Tatil geldi hoş geldi diye saldırıyor sermaye filmlerle, yaz okullarıyla, otel havuzlarıyla. Hizmet sektöründe, endüstride işsiz kalan ana-babaların çocukları, göç çocukları, zaten ilköğretim şansını yakalayamamış çocuklar için tatil yok. Evlerde tükenmez kalem montajı yapanların, konfeksiyon atölyelerine düğme diken, nakış işleyenlerin çocukları da çalışacaklar. Tarım sekörünü söylemeye gerek var mı?
Çalışan çocuklar, çalışıyor gibi dilendirilen çocuklar... Kısacası çocukluklarını yaşayamayan çocuklar. İnsan haklarının en temel koşulu olan yaşama hakkı kısıtlı çocuklar. Tatil dendiğinde aklıma önce onlar geliyor. Bir yanda kapısına kilit vurulmuş çocuk kütüphaneleri, otopark yapılmış yeşil alanlar, parayla girilebilen tek tük parka benzer yer... Bol bol elektronik kumar makinesi mekânı. Gençliklerinde yaşayacakları alan kalmamış çalışan sınıflar.
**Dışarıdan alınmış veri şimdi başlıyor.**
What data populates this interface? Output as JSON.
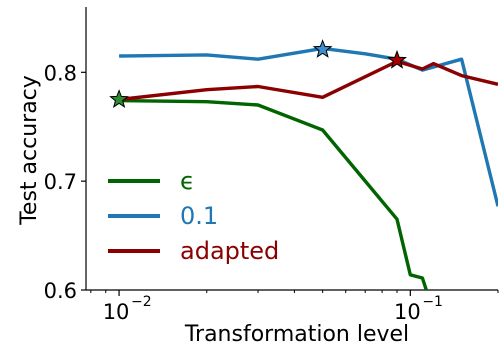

Öff, bu yaz ne kötü mevsimdir. Oysa kışın soğuğundan yazın sıcağından sığınılan halk kütüphaneleri öyküleri dinledimdi, bir dönemin yoksul çocuklarından. Bugün aydın olmuşlardı. Bugünkü anlamda kurtulmamışlardı ama... Kurtulmak liberal olmaksa, liberal değildiler, paylaşımcı bir düzen istiyorlardı. Ben de istiyorum. İki yaz dikilmiş düğmelerin iğne delikleri sızlıyor parmaklarımda yaz denince. Yazı sevmiyorum işte.